Лицо, поза и неподвижный, ничего не выражающий взгляд, и до невероятного унылые, жуткие и, как снег, холодные воспоминания, а кругом гондолы, огни, музыка, песня с энергическим страстным вскриком:
"Jam-mo!..
Jam-mo!..", -- какие житейские контрасты!
Когда она сидела таким образом, стиснув руки, окаменелая, скорбная, мне представлялось, что оба мы участвуем в каком-то романе, в старинном вкусе, под названием
"Злосчастная",
"Покинутая" или что-нибудь вроде.
Оба мы: она -- злосчастная, брошенная, а я -- верный, преданный друг, мечтатель и, если угодно, лишний человек, неудачник, не способный уже ни на что, как только кашлять и мечтать, да, пожалуй, еще жертвовать собой... но кому и на что нужны теперь мои жертвы?
Да и чем жертвовать, спрашивается?
После вечерней прогулки мы каждый раз пили чай в ее номере и разговаривали.
Мы не боялись трогать старых, еще не заживших ран, -- напротив, я почему-то даже испытывал удовольствие, когда рассказывал ей о своей жизни у Орлова или откровенно касался отношений, которые мне были известны и не могли быть от меня скрыты.
-- Минутами я вас ненавидел, -- говорил я. -- Когда он капризничал, снисходил и лгал, то меня поражало, как это вы ничего не видите, не понимаете, когда всё так ясно.
Целуете ему руки, стоите на коленях, льстите...
-- Когда я... целовала руки и стояла на коленях, я любила... -- говорила она, краснея.
-- Неужели было так трудно разгадать его?
Хорош сфинкс!
Сфинкс -- камер-юнкер!
Я ни в чем вас не упрекаю, храни бог, -- продолжал я, чувствуя, что я грубоват, что у меня нет светскости и той деликатности, которая так нужна, когда имеешь дело с чужою душой; раньше, до знакомства с ней, я не замечал в себе этого недостатка. -- Но как вы могли не угадать? -- повторял я, но уже тише и неувереннее.

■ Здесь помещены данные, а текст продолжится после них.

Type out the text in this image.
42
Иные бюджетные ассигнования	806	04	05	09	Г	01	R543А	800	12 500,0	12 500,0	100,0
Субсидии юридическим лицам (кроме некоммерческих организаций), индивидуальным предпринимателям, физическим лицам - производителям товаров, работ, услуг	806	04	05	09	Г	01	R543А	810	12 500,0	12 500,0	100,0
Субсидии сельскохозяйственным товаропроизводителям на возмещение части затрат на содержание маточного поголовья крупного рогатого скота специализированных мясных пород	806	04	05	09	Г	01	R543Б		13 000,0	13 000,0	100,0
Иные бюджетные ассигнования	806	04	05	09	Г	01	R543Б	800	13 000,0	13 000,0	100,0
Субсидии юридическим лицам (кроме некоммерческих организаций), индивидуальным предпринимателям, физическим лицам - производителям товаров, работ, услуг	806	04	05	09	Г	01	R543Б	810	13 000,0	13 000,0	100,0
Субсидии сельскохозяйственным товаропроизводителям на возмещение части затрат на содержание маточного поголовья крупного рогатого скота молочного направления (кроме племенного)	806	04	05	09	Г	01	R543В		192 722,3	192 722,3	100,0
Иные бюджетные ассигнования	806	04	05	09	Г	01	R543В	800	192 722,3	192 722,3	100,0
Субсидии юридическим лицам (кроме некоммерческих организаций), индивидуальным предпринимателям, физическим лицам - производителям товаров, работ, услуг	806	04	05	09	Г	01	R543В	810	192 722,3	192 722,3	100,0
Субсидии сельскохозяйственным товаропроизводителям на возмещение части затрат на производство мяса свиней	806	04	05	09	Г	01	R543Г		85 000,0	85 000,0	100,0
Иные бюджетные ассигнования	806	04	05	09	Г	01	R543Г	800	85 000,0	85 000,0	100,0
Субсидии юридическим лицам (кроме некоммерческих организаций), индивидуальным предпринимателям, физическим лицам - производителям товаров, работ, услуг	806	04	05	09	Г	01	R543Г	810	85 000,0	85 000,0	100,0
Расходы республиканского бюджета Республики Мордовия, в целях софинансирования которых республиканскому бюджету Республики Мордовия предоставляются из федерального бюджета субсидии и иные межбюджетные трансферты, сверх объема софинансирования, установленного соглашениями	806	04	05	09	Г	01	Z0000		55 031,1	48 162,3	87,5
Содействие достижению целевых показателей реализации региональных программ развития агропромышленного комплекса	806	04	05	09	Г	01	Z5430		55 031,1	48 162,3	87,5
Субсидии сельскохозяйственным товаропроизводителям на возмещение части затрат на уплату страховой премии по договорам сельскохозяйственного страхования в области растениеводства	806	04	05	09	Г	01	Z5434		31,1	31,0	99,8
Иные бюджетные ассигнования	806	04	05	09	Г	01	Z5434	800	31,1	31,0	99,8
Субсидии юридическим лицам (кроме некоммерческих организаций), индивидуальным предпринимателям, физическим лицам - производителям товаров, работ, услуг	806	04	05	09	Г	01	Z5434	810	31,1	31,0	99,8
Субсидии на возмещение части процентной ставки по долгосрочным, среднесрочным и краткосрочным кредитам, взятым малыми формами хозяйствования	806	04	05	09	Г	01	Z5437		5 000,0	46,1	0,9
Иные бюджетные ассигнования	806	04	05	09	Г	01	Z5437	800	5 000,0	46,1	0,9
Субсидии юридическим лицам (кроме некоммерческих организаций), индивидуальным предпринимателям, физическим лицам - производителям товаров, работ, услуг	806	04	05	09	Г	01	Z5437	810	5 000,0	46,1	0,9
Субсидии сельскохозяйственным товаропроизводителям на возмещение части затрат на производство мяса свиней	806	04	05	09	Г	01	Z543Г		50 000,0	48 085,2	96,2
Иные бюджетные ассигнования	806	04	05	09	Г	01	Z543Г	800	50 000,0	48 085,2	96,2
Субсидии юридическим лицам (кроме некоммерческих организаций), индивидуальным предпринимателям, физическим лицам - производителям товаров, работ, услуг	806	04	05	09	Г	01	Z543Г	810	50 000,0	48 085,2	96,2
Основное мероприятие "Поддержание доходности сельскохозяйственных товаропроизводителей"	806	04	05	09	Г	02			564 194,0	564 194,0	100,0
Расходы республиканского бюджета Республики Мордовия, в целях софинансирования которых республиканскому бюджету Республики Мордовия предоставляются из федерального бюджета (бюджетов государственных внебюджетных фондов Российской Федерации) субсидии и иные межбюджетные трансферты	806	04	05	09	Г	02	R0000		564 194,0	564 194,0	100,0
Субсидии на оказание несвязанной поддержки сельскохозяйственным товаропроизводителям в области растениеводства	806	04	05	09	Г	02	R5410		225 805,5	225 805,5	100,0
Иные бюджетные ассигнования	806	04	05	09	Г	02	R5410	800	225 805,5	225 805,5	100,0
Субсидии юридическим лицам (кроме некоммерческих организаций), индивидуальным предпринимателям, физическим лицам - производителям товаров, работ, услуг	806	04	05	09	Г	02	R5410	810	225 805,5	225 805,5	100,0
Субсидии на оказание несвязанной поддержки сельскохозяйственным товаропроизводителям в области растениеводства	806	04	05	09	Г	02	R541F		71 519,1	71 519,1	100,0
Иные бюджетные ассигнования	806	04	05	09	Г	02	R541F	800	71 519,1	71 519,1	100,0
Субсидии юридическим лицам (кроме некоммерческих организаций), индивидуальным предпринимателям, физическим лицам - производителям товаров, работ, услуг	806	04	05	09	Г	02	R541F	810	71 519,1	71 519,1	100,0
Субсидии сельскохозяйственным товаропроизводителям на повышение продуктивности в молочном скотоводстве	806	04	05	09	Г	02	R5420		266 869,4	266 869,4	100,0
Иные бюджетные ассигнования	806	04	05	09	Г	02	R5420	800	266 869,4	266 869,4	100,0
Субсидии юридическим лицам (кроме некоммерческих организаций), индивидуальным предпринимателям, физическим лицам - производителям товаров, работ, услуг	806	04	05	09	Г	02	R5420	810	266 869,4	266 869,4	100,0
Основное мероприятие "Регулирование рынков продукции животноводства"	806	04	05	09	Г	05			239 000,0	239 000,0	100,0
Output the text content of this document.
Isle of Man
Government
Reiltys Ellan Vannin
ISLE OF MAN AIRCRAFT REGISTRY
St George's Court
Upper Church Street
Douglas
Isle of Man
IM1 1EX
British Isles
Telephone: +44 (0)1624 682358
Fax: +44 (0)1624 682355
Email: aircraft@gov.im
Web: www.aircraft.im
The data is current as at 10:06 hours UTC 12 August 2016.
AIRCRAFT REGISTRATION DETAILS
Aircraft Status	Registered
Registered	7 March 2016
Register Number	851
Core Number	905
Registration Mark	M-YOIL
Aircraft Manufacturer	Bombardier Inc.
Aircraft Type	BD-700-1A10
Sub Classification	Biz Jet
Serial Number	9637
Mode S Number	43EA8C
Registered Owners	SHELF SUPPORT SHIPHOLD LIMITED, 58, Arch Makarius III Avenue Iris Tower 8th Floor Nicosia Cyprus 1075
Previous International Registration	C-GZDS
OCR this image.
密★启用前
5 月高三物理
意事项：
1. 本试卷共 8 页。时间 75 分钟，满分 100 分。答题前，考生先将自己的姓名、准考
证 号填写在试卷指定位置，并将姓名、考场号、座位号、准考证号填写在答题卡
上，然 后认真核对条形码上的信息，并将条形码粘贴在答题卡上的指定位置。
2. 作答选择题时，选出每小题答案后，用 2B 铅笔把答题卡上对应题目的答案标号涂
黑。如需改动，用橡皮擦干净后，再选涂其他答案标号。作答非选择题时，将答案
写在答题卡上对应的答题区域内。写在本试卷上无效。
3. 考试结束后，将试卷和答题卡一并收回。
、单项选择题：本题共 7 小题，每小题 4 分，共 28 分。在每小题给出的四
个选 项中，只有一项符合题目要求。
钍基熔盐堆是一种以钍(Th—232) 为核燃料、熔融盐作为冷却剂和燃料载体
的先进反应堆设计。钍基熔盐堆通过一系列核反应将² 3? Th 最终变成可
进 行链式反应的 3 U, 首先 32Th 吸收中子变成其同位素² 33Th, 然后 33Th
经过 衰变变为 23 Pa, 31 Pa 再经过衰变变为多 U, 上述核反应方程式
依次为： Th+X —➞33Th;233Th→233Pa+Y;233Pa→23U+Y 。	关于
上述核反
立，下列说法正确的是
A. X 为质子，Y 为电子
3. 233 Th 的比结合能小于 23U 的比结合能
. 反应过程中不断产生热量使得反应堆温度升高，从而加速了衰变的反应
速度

-- Вы хотите сказать, что презираете мое прошлое, и вы правы, -- говорила она в сильном волнении. -- Вы принадлежите к особенному разряду людей, которых нельзя мерить на обыкновенный аршин, ваши нравственные требования отличаются исключительною строгостью, и, я понимаю, вы не можете прощать; я понимаю вас и, если иной раз я противоречу, то это не значит, что я иначе смотрю на вещи, чем вы; говорю я прежний вздор просто оттого, что еще не успела износить своих старых платьев и предрассудков.
Я сама ненавижу и презираю свое прошлое, и Орлова, и свою любовь...
Какая это любовь?
Теперь даже смешно все это, -- говорила она, подходя к окну и глядя вниз на канал. -- Все эти любви только туманят совесть и сбивают с толку.
Смысл жизни только в одном -- в борьбе.
Наступить каблуком на подлую змеиную голову и чтобы она -- крак!
Вот в чем смысл.
В этом одном, или же вовсе нет смысла.
Я рассказывал ей длинные истории из своего прошлого и описывал свои в самом деле изумительные похождения.
Но о той перемене, какая произошла во мне, я не обмолвился ни одним словом.
Она с большим вниманием слушала меня всякий раз и в интересных местах потирала руки, как будто с досадой, что ей не удалось еще пережить такие же приключения, страхи и радости, но вдруг задумывалась, уходила в себя, и я уже видел по ее лицу, что она не слушает меня.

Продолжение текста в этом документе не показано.